Segundo Vasques, todas as solicitações do Ministério Público em favor do Gaeco têm sido plenamente atendidas pela Secretaria da Segurança Pública, nos lindes da regular administração dos recursos públicos.  “A administração de recursos e de pessoal deve ser realizada conforme a Lei. Cumprir a Lei não é uma faculdade. É um dever. As medidas administrativas adotadas até aqui pela SESP em relação ao GAECO foram feitas em cumprimento à Lei Estadual nº 8485/87e ao Decreto3981/12, precedidas de pareceres da Procuradoria Geral do Estado”, ressalta.

Vasques comenta que a Secretaria da Segurança quer ampliar o acesso de agentes policiais para atuar nos Gaecos, o que produzirá um salutar efeito multiplicador das boas práticas que o Ministério Publico exercita e cobra das demais instituições, sem perda da experiência adquirida, que é repassada de servidor para outro servidor. “Assim como é possível sustentar que a permanência produz experiência, também é certo que produz acomodação e pode fomentar vícios profissionais nocivos, estes sim, que podem e devem ser repelidos”, explica.
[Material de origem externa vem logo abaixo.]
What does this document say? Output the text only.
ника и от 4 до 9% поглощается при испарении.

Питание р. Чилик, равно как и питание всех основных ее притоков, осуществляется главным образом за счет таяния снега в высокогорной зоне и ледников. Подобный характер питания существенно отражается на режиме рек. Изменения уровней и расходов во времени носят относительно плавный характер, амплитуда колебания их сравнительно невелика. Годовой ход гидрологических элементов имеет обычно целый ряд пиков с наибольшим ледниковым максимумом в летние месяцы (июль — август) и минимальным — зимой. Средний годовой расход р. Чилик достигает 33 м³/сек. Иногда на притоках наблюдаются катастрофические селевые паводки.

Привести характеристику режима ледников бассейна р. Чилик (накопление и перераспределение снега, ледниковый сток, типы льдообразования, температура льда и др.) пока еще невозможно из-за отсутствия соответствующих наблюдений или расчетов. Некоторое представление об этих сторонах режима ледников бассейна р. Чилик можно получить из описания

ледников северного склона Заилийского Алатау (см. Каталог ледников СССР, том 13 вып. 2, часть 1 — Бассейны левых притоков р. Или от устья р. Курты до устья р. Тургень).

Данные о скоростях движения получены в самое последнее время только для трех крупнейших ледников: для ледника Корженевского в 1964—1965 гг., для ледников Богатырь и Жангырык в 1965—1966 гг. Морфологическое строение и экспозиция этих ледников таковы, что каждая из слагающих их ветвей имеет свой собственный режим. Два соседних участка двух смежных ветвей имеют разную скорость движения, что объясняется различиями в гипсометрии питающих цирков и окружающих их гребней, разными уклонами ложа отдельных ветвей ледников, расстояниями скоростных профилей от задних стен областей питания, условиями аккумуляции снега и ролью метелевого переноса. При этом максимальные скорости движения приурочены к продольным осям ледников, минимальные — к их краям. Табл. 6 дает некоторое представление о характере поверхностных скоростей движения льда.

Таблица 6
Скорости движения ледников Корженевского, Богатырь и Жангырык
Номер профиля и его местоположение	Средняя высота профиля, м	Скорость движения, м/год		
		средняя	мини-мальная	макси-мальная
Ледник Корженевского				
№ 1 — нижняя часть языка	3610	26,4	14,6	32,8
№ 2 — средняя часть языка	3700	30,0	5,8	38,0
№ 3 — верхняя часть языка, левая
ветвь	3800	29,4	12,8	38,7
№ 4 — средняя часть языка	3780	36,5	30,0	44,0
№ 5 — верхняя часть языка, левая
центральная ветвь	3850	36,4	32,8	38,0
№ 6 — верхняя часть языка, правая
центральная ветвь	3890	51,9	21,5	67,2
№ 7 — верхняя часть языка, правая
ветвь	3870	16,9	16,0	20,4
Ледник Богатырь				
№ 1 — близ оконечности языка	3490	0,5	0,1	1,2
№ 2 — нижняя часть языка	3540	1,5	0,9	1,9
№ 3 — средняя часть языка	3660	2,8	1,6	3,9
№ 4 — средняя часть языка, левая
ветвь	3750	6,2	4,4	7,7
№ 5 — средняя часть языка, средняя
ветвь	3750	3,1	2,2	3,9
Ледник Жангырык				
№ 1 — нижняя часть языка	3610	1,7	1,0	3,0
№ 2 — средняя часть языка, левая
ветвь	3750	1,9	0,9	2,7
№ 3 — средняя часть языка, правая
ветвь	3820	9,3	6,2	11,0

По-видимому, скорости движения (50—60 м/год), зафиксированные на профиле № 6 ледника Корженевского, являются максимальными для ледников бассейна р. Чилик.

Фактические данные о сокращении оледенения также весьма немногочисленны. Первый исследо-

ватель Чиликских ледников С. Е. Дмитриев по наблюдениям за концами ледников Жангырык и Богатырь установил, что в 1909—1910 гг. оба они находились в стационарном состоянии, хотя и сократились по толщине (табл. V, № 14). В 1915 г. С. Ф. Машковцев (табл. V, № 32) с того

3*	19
Conforme a nota do secretário, “se essas medidas são tão inconvenientes ou ilegais, por qual razão o Gaeco não procura a Justiça? Por qual razão prefere o caminho de uma perseguição política irracional, que causa prejuízos à população do Estado do Paraná e, tal como uma criança que se sente “dona da bola”, quando algo lhe desagrada, simplesmente decide parar de jogar?”.

Vasques finaliza a nota afirmando que a segurança pública precisa de medidas precisas, seguras, efetivas e menos personalizadas na arrogância de donos da verdade. “Se os modelos existentes fossem tão perfeitos, tal como afirmam alguns membros do Gaeco, a sociedade não clamaria constantemente por mudanças na segurança pública, tais como aquelas ora realizadas. As divergências são próprias à democracia. A imposição de convicções é tributária ao autoritarismo”.